Ideas need to be validated through a structured process in order for them to be considered fundable. Who gets to define that process varies. We often tell entrepreneurs that the customer is the one that pays you money. It stands to reason that if an entrepreneur wants to attract an investor’s money, they should learn what the investor values and how they will deliver that value with their company and the investor’s money. If an entrepreneur is planning to fund a company through a bank loan, grant program, or by acquiring paid customers, then they need to consider what each of them values. 

So often, it comes down to taking your idea and crafting it into a compelling story. The story becomes compelling when people believe that your company is going to solve a critical problem for a group of people and will generate a revenue stream that allows that company to grow and scale. 

Flashback to 2014. I remember sitting in a roundtable discussion at an EntreFEST session when one of the participants expressed an opinion along the lines of: There are not companies that ought to be funded out there that are going unfunded. There was a belief back then that there was not a capital scarcity. If a company had merit, it would find the funding it needed. I remember disagreeing strongly with that opinion then. 

What was true back then and still true today is that the customer is the one who pays you money. They get to decide if your idea has merit and ought to be funded. Whether we are talking to friends and family investors or venture capitalists, they have a choice of where to deploy their capital. If it’s a smart investment, in their opinion and not just yours, they may deploy that capital to you. The same is true for bankers, grantors, and prospective customers. 

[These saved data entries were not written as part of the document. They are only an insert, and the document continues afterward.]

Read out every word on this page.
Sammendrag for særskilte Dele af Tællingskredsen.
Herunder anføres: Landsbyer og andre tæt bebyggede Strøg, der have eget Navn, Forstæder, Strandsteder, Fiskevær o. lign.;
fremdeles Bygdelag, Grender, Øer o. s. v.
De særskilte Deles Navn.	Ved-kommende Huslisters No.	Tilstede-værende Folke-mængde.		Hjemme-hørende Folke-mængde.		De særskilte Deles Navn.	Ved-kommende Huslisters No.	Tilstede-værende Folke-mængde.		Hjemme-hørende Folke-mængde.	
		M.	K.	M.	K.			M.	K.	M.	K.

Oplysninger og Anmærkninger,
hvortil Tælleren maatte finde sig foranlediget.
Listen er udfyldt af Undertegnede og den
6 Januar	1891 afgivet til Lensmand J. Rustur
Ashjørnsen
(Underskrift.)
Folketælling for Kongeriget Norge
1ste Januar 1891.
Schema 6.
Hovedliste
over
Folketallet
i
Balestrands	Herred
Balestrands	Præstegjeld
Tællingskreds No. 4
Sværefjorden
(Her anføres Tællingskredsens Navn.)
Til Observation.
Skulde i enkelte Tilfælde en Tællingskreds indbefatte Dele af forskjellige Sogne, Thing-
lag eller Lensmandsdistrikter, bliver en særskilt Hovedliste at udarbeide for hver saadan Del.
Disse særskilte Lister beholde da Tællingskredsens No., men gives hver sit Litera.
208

What we need to continue to work on, and in many cases double down on, is supporting entrepreneurs at every stage. Investing the time, as a community, to take ideas through a process that validates these ideas and can articulate why these ideas ought to become companies — and why these companies ought to get the funding they need to thrive.  •

David Tominsky is the chief relationship officer at The New Bohemian Innovation Collaborative (NewBoCo).